David Freeman & County Sales

As I've followed my musical path, I've met fellow travelers who've stayed in touch. Since settling in Floyd County, I've assisted in bringing many of them to Floyd to perform at various venues. Paul Rishel and Annie Raines, Catfish Keith, Paul Geremia, Steve James and Del Rey have all performed here and conducted workshops at my music store. They often they stay at my home, and in an effort to be a good host (and support the local economy), I take them on a tour of local shops, eateries and sites. Without exception the most requested stop by these folks is located down a nondescript alley just south of the town's sole stoplight. Steve James calls it "Mecca," and many like-minded fans of roots music share his adoration.

County Sales is known internationally as the best source and biggest supplier of old time and bluegrass music. They carry just about every disc put out by the major independent bluegrass and old time labels (Sugar Hill, Rounder, Pine Castle, Hay Holler, Yodelahee, 5-String Products, Acoustic Disc), and many smaller independent and self-promoted titles. They also carry books and performance DVDs of artists past and present. Like most enterprises in Floyd, there is an interesting character and story behind this endeavor. David Freeman created County Sales, a mail order company and record label. He's also the founder of Rebel Records in Charlottesville, VA.

Freeman was born and raised in New York City. Not the most likely place to be exposed to authentic old time and bluegrass music; live or on the radio. He has a degree in Classics from Columbia University, (does anyone with a liberal arts diploma apply their major to their career path?). So how does an Ivy League educated New Yorker journey from a life of declining Latin verbs and translating Cicero to digging up 78s and promoting the recordings of Ralph Stanley?

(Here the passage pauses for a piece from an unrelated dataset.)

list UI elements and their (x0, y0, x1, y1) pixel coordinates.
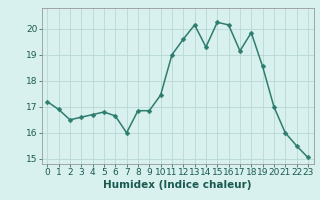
X-axis label: Humidex (Indice chaleur): Humidex (Indice chaleur) (103, 180, 252, 190)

As a teenager, Freeman couldn't stomach the pop music of the time or deejays like Alan Freed who were pushing rock & roll. He first heard real country music in 1953 at the age of 14 on the car radio during a family trip from New York to New Orleans. This was before the interstate system, and as the family drove down old Route 11, he heard Bluegrass and hard country while traveling through Virginia and east Tennessee. He also heard some blues going through Alabama and Mississippi and recalls eating in a restaurant in Johnson City, Tennessee where they had two different juke boxes: one for pop music and one for country. He was stunned to see and hear music like the Stanley Brothers and Flatt & Scruggs on red label Columbia record (78s) labels, the same label that released the pop records that were all over New York.

Upon his return from this trip, he was determined to find radio stations that played rural music, both white and black. He found a New Jersey station that played all black gospel groups like 5 Blind Boys of Alabama and another that played several hours of country a day. He thought he was the only person in New York who liked country music, until he went to shows in New Jersey to see Reno & Smiley, Flatt & Scruggs and Kitty Wells. Soon he started making trips in the summer to the country music parks like Sunset Park and New River Ranch.

As soon as he was old enough to drive, Freeman began making trips south, scouring the countryside for old records (mostly 78s, but also 45s). To pay for his travels (and the records), he started selling duplicates through record auctions (which he still runs). About the time he had compiled a good-sized mailing list of Bluegrass, country & old-time record collectors, he started getting requests for LPs (the new format in the late 1950s and early '60s). A couple of record collector friends in England and North Ireland convinced him to take over supplying their mail order customers with American country LPs, which were almost impossible to find in those days anywhere outside the American South.

With those two mailing lists Freeman took a 6-month leave of absence from his job with the Railway Mail Service and tried to survive on the $500.00 he had saved up. Miraculously, the leap of faith succeeded and he never returned to his job. His mail order business (COUNTY SALES, started in October 1965) and label (COUNTY RECORDS started in 1964) found an eager audience and continued to grow. Five years later Freeman, his wife and first son found Floyd and set up shop their.